O tema de hoje é o Lucro Real, que foi o assunto da aula do dia 25 de fevereiro de 2013, Contabilidade Fiscal II.
Primeiro,
é importante saber o que, de fato, é o Lucro Real, para depois entender
como é apurado o Imposto. Portando, uma rápida explanação sobre essa
forma de tributação.
De acordo com o site da Receita Federal do Brasil (Clique aqui para ver o site),
“A expressão lucro real significa o próprio lucro tributável, para fins
da legislação do imposto de renda, distinto do lucro líquido apurado
contabilmente”.
Entendeu?? Nem eu!!
Mas é aí que o blog vai funcionar. Preciso entender o que estou escrevendo e vou me aprofundar na afirmação da RFB.
Quando
ela diz: “o próprio lucro tributável” e “lucro líquido apurado
contabilmente”, ela simplesmente embola um pouco a minha cabeça. Então,
vamos entender...
A
diferença é simples. O “lucro líquido apurado contabilmente” representa
o resultado apurado pela contabilidade, registrando receitas e despesas
conforme o regime de competência (claro que estamos considerando que o
resultado será positivo, ou seja, lucro). Já o “lucro tributável” é
quando aplicamos ao lucro contábil as adições e exclusões.

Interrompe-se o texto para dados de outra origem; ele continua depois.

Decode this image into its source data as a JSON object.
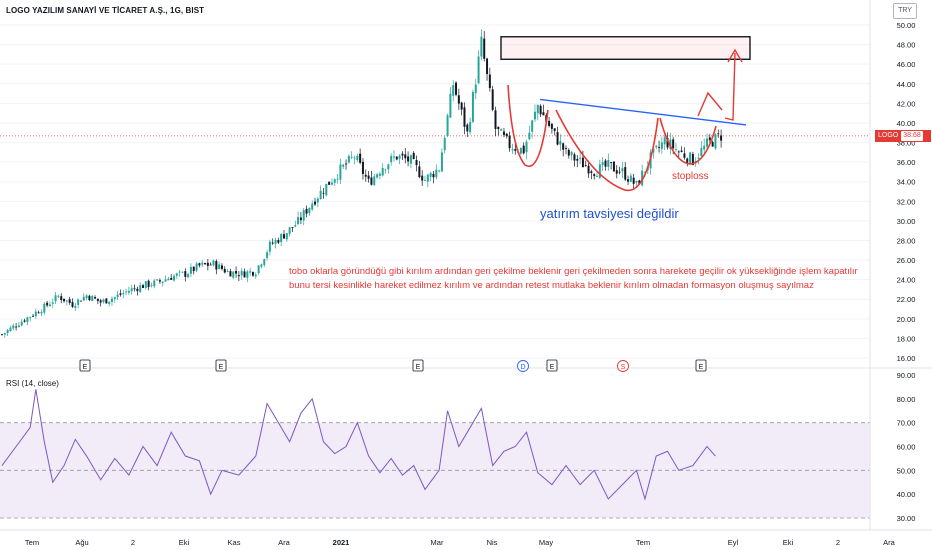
{
  "header": {
    "title": "LOGO YAZILIM SANAYİ VE TİCARET A.Ş., 1G, BIST",
    "currency": "TRY"
  },
  "price_badge": {
    "symbol": "LOGO",
    "value": "38.68"
  },
  "rsi_panel": {
    "label": "RSI (14, close)"
  },
  "annotations": {
    "note_line1": "tobo oklarla göründüğü gibi kırılım ardından geri çekilme beklenir geri çekilmeden sonra harekete geçilir ok yüksekliğinde işlem kapatılır",
    "note_line2": "bunu tersi kesinlikle hareket edilmez kırılım ve ardından retest mutlaka beklenir kırılım olmadan formasyon oluşmuş sayılmaz",
    "stoploss": "stoploss",
    "disclaimer": "yatırım tavsiyesi değildir"
  },
  "event_markers": [
    {
      "label": "E",
      "kind": "earnings"
    },
    {
      "label": "E",
      "kind": "earnings"
    },
    {
      "label": "E",
      "kind": "earnings"
    },
    {
      "label": "D",
      "kind": "dividend"
    },
    {
      "label": "E",
      "kind": "earnings"
    },
    {
      "label": "S",
      "kind": "split"
    },
    {
      "label": "E",
      "kind": "earnings"
    }
  ],
  "colors": {
    "up": "#26a69a",
    "down": "#131722",
    "annotation": "#e53935",
    "trendline": "#2962ff",
    "rsi_line": "#7e57c2",
    "rsi_band": "#ede7f6",
    "grid": "#f0f3fa"
  },
  "chart_data": [
    {
      "type": "candlestick",
      "title": "LOGO YAZILIM SANAYİ VE TİCARET A.Ş., 1G, BIST",
      "x_tick_labels": [
        "Tem",
        "Ağu",
        "2",
        "Eki",
        "Kas",
        "Ara",
        "2021",
        "Mar",
        "Nis",
        "May",
        "Tem",
        "Eyl",
        "Eki",
        "2",
        "Ara"
      ],
      "y_tick_labels": [
        "16.00",
        "18.00",
        "20.00",
        "22.00",
        "24.00",
        "26.00",
        "28.00",
        "30.00",
        "32.00",
        "34.00",
        "36.00",
        "38.00",
        "40.00",
        "42.00",
        "44.00",
        "46.00",
        "48.00",
        "50.00"
      ],
      "ylim": [
        16,
        50
      ],
      "last_price": 38.68,
      "close_series": [
        [
          0,
          18.4
        ],
        [
          5,
          19.4
        ],
        [
          10,
          20.3
        ],
        [
          15,
          21.2
        ],
        [
          20,
          22.3
        ],
        [
          25,
          21.5
        ],
        [
          30,
          22.4
        ],
        [
          35,
          21.7
        ],
        [
          40,
          22.2
        ],
        [
          45,
          22.9
        ],
        [
          50,
          23.4
        ],
        [
          55,
          23.7
        ],
        [
          60,
          24.3
        ],
        [
          65,
          24.6
        ],
        [
          70,
          25.4
        ],
        [
          75,
          25.6
        ],
        [
          80,
          24.8
        ],
        [
          85,
          24.6
        ],
        [
          90,
          24.9
        ],
        [
          95,
          27.5
        ],
        [
          100,
          28.6
        ],
        [
          105,
          29.9
        ],
        [
          110,
          31.9
        ],
        [
          115,
          33.6
        ],
        [
          120,
          35.2
        ],
        [
          125,
          36.6
        ],
        [
          130,
          33.9
        ],
        [
          135,
          35.6
        ],
        [
          140,
          36.6
        ],
        [
          145,
          36.1
        ],
        [
          150,
          34.2
        ],
        [
          155,
          35.4
        ],
        [
          160,
          44.0
        ],
        [
          165,
          38.9
        ],
        [
          170,
          48.2
        ],
        [
          175,
          39.4
        ],
        [
          180,
          37.7
        ],
        [
          185,
          37.2
        ],
        [
          190,
          41.8
        ],
        [
          195,
          39.2
        ],
        [
          200,
          36.9
        ],
        [
          205,
          36.0
        ],
        [
          210,
          35.1
        ],
        [
          215,
          35.6
        ],
        [
          220,
          35.0
        ],
        [
          225,
          33.6
        ],
        [
          230,
          36.4
        ],
        [
          235,
          38.2
        ],
        [
          240,
          37.1
        ],
        [
          245,
          36.2
        ],
        [
          250,
          37.8
        ],
        [
          255,
          38.7
        ]
      ],
      "drawings": {
        "target_box_price_range": [
          46.5,
          48.8
        ],
        "neckline_start_price": 42.4,
        "neckline_end_price": 39.8,
        "target_arrow_to_price": 47.6
      }
    },
    {
      "type": "line",
      "title": "RSI (14, close)",
      "y_tick_labels": [
        "30.00",
        "40.00",
        "50.00",
        "60.00",
        "70.00",
        "80.00",
        "90.00"
      ],
      "ylim": [
        30,
        90
      ],
      "upper_band": 70,
      "middle": 50,
      "lower_band": 30,
      "values": [
        [
          0,
          52
        ],
        [
          5,
          60
        ],
        [
          10,
          68
        ],
        [
          12,
          84
        ],
        [
          15,
          62
        ],
        [
          18,
          45
        ],
        [
          22,
          52
        ],
        [
          26,
          63
        ],
        [
          30,
          56
        ],
        [
          35,
          46
        ],
        [
          40,
          55
        ],
        [
          45,
          48
        ],
        [
          50,
          60
        ],
        [
          55,
          52
        ],
        [
          60,
          66
        ],
        [
          65,
          56
        ],
        [
          70,
          54
        ],
        [
          74,
          40
        ],
        [
          78,
          50
        ],
        [
          84,
          48
        ],
        [
          90,
          56
        ],
        [
          94,
          78
        ],
        [
          98,
          70
        ],
        [
          102,
          62
        ],
        [
          106,
          74
        ],
        [
          110,
          80
        ],
        [
          114,
          62
        ],
        [
          118,
          57
        ],
        [
          122,
          60
        ],
        [
          126,
          70
        ],
        [
          130,
          56
        ],
        [
          134,
          49
        ],
        [
          138,
          55
        ],
        [
          142,
          48
        ],
        [
          146,
          52
        ],
        [
          150,
          42
        ],
        [
          155,
          50
        ],
        [
          158,
          75
        ],
        [
          162,
          60
        ],
        [
          166,
          68
        ],
        [
          170,
          76
        ],
        [
          174,
          52
        ],
        [
          178,
          58
        ],
        [
          182,
          60
        ],
        [
          186,
          66
        ],
        [
          190,
          49
        ],
        [
          195,
          44
        ],
        [
          200,
          52
        ],
        [
          205,
          44
        ],
        [
          210,
          50
        ],
        [
          215,
          38
        ],
        [
          220,
          44
        ],
        [
          225,
          50
        ],
        [
          228,
          38
        ],
        [
          232,
          56
        ],
        [
          236,
          58
        ],
        [
          240,
          50
        ],
        [
          245,
          52
        ],
        [
          250,
          60
        ],
        [
          253,
          56
        ]
      ]
    }
  ]
}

Adições e exclusões?? Mas... o que raios é isso??
Calma!!
Não precisa se assustar. As adições e as exclusões são alterações que
ocorrem no lucro contábil, para “transformá-lo” em lucro real e podem
ser, por exemplo:
Adições - Despesas contabilizadas e não aceitas pelo Fisco;
- Receitas exigidas pelo Fisco e não contabilizadas em receita.

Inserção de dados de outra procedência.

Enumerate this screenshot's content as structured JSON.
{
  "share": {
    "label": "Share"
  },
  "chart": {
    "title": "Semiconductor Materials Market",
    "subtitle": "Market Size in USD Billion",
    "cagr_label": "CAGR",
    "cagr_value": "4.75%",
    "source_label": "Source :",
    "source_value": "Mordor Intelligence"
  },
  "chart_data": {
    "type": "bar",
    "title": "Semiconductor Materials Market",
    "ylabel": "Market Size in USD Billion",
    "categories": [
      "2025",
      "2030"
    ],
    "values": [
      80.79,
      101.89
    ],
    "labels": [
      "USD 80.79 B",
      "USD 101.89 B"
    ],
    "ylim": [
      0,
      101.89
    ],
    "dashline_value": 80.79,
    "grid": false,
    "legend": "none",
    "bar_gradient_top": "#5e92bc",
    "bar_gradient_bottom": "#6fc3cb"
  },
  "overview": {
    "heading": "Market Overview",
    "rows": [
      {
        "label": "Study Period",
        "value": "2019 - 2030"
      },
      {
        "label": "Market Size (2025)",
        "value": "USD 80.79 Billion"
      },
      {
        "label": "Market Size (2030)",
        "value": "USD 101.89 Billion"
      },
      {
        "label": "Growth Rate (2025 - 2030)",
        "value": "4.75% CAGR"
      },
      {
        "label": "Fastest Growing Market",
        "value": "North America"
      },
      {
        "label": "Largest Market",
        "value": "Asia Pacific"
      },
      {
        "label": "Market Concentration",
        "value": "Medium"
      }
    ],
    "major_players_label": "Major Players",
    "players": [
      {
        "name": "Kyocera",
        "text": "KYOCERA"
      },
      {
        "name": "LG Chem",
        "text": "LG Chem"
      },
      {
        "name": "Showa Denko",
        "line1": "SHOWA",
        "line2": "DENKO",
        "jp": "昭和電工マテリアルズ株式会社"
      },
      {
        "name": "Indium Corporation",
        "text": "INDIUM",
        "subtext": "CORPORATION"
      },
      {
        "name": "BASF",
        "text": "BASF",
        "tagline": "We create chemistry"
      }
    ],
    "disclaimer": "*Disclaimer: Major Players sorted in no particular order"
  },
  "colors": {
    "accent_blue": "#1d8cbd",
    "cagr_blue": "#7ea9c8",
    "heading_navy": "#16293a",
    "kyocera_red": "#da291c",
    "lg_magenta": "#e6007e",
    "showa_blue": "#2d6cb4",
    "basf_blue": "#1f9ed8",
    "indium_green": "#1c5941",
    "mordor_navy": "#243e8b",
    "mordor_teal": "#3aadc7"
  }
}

Exclusões - Receitas contabilizadas e não exigidas pelo Fisco;
- Despesas aceitas pelo Fisco e não contabilizadas em despesa.

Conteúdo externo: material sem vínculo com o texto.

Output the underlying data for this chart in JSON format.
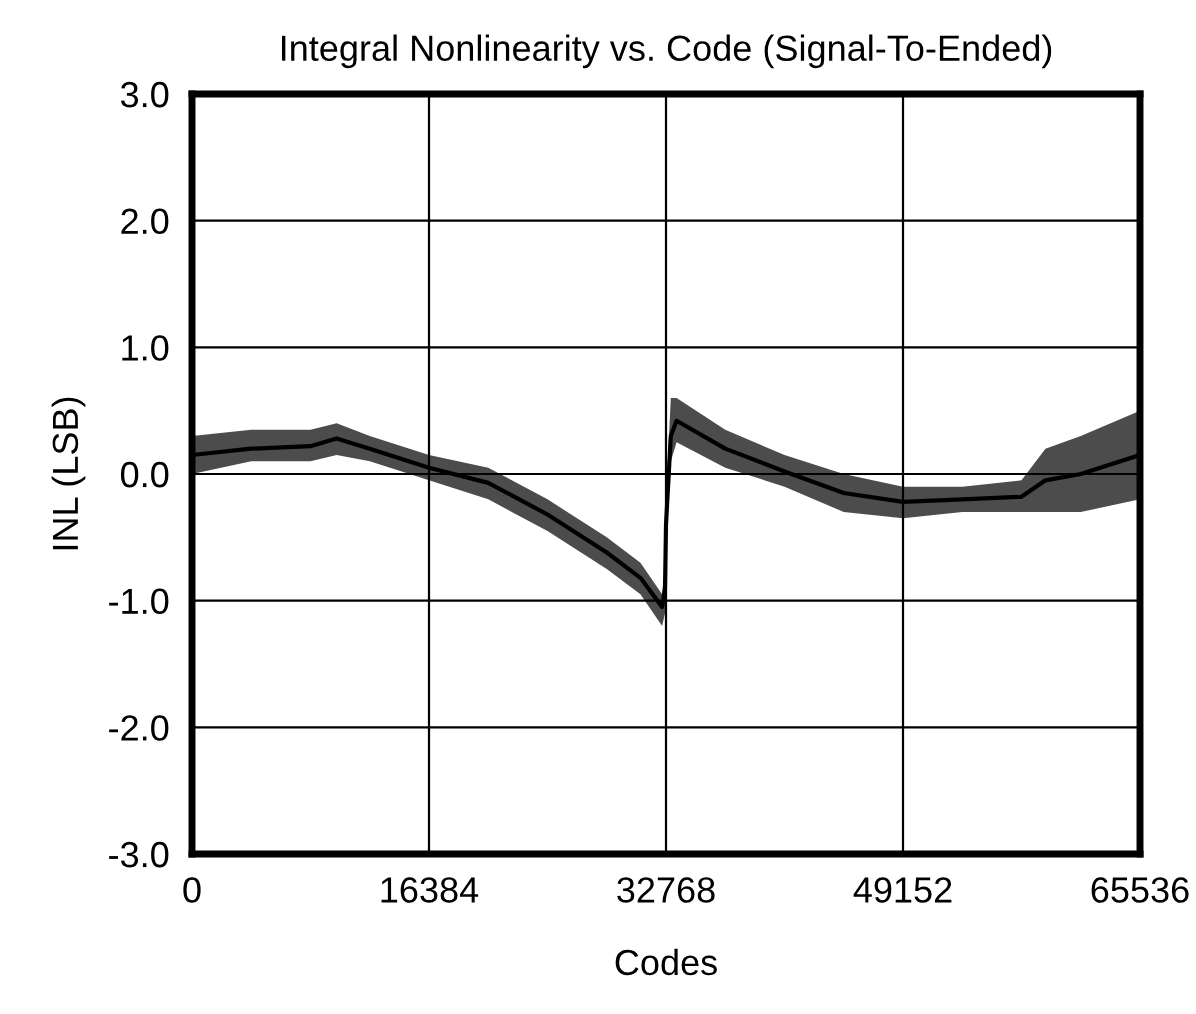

Vale o destaque de que essas adições e exclusões vão variar de acordo com o objeto social da empresa, entre outros fatores.
Então,
resumindo, o lucro real é o lucro depois das adições e exclusões, é o
lucro que vai efetivamente ser tributado. Dessa forma, é possível que
numa empresa que apure um lucro contábil, pode ocorrer de ter um
prejuízo fiscal. Sabe como?? Fácil, basta que haja exclusões suficientes
para reduzir o lucro líquido ao ponto de não ser mais um lucro, e sim
um prejuízo.
As
pessoas jurídicas que optam por essa forma de tributação ainda têm mais
uma escolha a fazer: Lucro Real Trimestral ou Lucro Real Anual.
Definimos:
Lucro Real Trimestral
- Como o nome já diz, no lucro real trimestral, o contribuinte deve
apurar e recolher o IRPJ e CSLL a cada três meses, e de forma
definitiva. Dessa forma, a empresa efetuará quatro recolhimentos no ano,
sem ter a necessidade do acompanhamento mensal, porque a exigência só
acontece trimestralmente.
Lucro Real Anual
- Bem... vou ficar devendo uma explicação para o Lucro Real Anual, que é
um tanto auto-explicativo, mas não é tão simples quanto parece.
A
aula não acabou por aqui mas, por hoje eu to parando. durante o fim de
semana venho me aprofundar mais no assunto, inclusive na apuração do
IRPJ e CSLL.
Abraço a todos!!!
Ah, antes que me esqueça! Quem quiser fazer uma pesquisa mais profunda, recomendo o site da RFB, e o livro “Manual de Contabilidade Tributária”, de Paulo Henrique Pêgas.
Boa iniciativa e excelente forma de estudo. A ideia de falar sobre contabilidade de uma forma descontraída é a constatação de que podemos falar sobre coisas importantes sem sermos sisudos. Sem falar no estudo que isso exige. Gostei da aula sobre Lucro Real. Interessante como, no Brasil, há a necessidade ainda de duas contabilidades: a societária e a fiscal. Será que um dia as duas convergem?